4. Application de l’article 22, paragraphe 2.b, de l’APE
Le tribunal a été convaincu que les intérêts invoqués par la Colombie, c’est-à-dire « lutter contre le crime organisé, le blanchiment d’argent et le trafic de drogue, et ainsi protéger sa population des menaces que représentent les groupes paramilitaires et marginalisés qui ravagent le pays depuis des années », sont directement liés à la sécurité publique, à la sécurité nationale et à la stabilité socio-économique de la Colombie et constituent donc des intérêts substantiels en matière de sécurité (paragraphe 765).

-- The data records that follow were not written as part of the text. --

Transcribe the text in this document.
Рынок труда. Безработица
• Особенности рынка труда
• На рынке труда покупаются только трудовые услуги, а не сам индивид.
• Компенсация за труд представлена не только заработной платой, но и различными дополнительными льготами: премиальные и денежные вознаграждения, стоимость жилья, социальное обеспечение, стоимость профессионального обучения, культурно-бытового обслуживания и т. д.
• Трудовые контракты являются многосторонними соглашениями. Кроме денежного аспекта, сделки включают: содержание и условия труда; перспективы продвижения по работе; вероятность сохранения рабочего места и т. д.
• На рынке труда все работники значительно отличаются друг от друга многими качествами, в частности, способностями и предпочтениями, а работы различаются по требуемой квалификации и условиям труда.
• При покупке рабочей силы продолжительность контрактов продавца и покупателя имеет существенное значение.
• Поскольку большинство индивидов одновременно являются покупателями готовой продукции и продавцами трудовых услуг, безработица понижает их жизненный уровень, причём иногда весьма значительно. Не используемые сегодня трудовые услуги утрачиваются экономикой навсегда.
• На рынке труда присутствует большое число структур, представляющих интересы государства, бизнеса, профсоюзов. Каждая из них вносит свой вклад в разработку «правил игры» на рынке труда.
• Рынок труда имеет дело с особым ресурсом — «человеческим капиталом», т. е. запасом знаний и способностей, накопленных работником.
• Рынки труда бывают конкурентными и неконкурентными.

En outre, l’enquête du tribunal s’est concentrée sur la bonne foi de la Colombie concernant l’invocation de la disposition relative à l’ESI dans le cadre de l’APE. La question de savoir si les requérants ont acquis les biens de bonne foi en vertu de la loi sur la confiscation des biens faisait toutefois partie du fond et a été contestée dans le cadre de la présente procédure. Cette question particulière est en cours devant les tribunaux colombiens, afin de déterminer la conformité des requérants avec les dispositions du droit national colombien. Par conséquent, le tribunal n’a trouvé aucune base pour conclure à la mauvaise foi de la Colombie quant à l’identification de l’ESI aux fins de la présente procédure (paragraphe 782).
Le tribunal a également conclu que l’enquête devait prendre fin, ayant observé que les éléments de preuve présentés, ainsi que les faits incontestés concernant la chaîne des titres du lot Meritage, constituent un lien suffisamment plausible entre les mesures prises par la Colombie à l’encontre de la propriété Meritage et l’objectif déclaré de lutte contre le trafic de stupéfiants (paragraphe 794). Le tribunal a donc considéré que la Colombie avait invoqué de bonne foi la disposition relative à l’ESI. Par conséquent, les mesures prises par la Colombie sont exclues du champ d’application de l’APE (paragraphe 795).
5. NPF
Les requérants ont fait valoir que la clause NPF de l’APE, contenue dans l’article 10, paragraphe 4, peut servir à importer un traitement plus favorable des investisseurs dans le cadre du TBI Colombie-Suisse, qui ne contient pas d’ESI similaire à celle de l’APE. Toutefois, le tribunal a estimé que l’article 10, paragraphe 4, de l’APE ne pouvait pas avoir pour effet d’exclure les effets de l’article 22, paragraphe 2.b, de l’APE (paragraphe 799).
Indemnisation et frais
Les frais totaux de l’arbitrage s’élevaient à 1 934 438,64 $US. Le tribunal a ordonné aux parties de supporter ces frais à parts égales ainsi que d’endosser leurs propres frais de justice et autres frais encourus dans le cadre de l’arbitrage (paragraphe 820). Les frais ayant été payés à partir des avances versées par les parties à parts égales, la part de chaque partie dans les frais d’arbitrage s’est élevée à 967 219,32 $US.
Décision du tribunal
Le tribunal a estimé que la Colombie avait invoqué l’ESI au titre de l’article 22, paragraphe 2.b, de l’APE conformément au traité et que, par conséquent, cette exception s’appliquait. Le tribunal n’avait donc pas de mandat pour examiner d’autres objections à sa compétence, et a rejeté les demandes (a) à (d) des requérants ainsi que l’ensemble des autres demandes et requêtes soulevées par les parties (paragraphe 823).
Note
Le tribunal était composé de Klaus Sachs (président du tribunal), Charles Poncet (désigné par les requérants) et Hugo Perezcano Díaz (désigné par le défendeur).
Auteur
Ancien chercheur en finance internationale et en développement à l’IISD, Angel Risha est titulaire d’une maîtrise en droit de l’École de droit de l’Université de New York.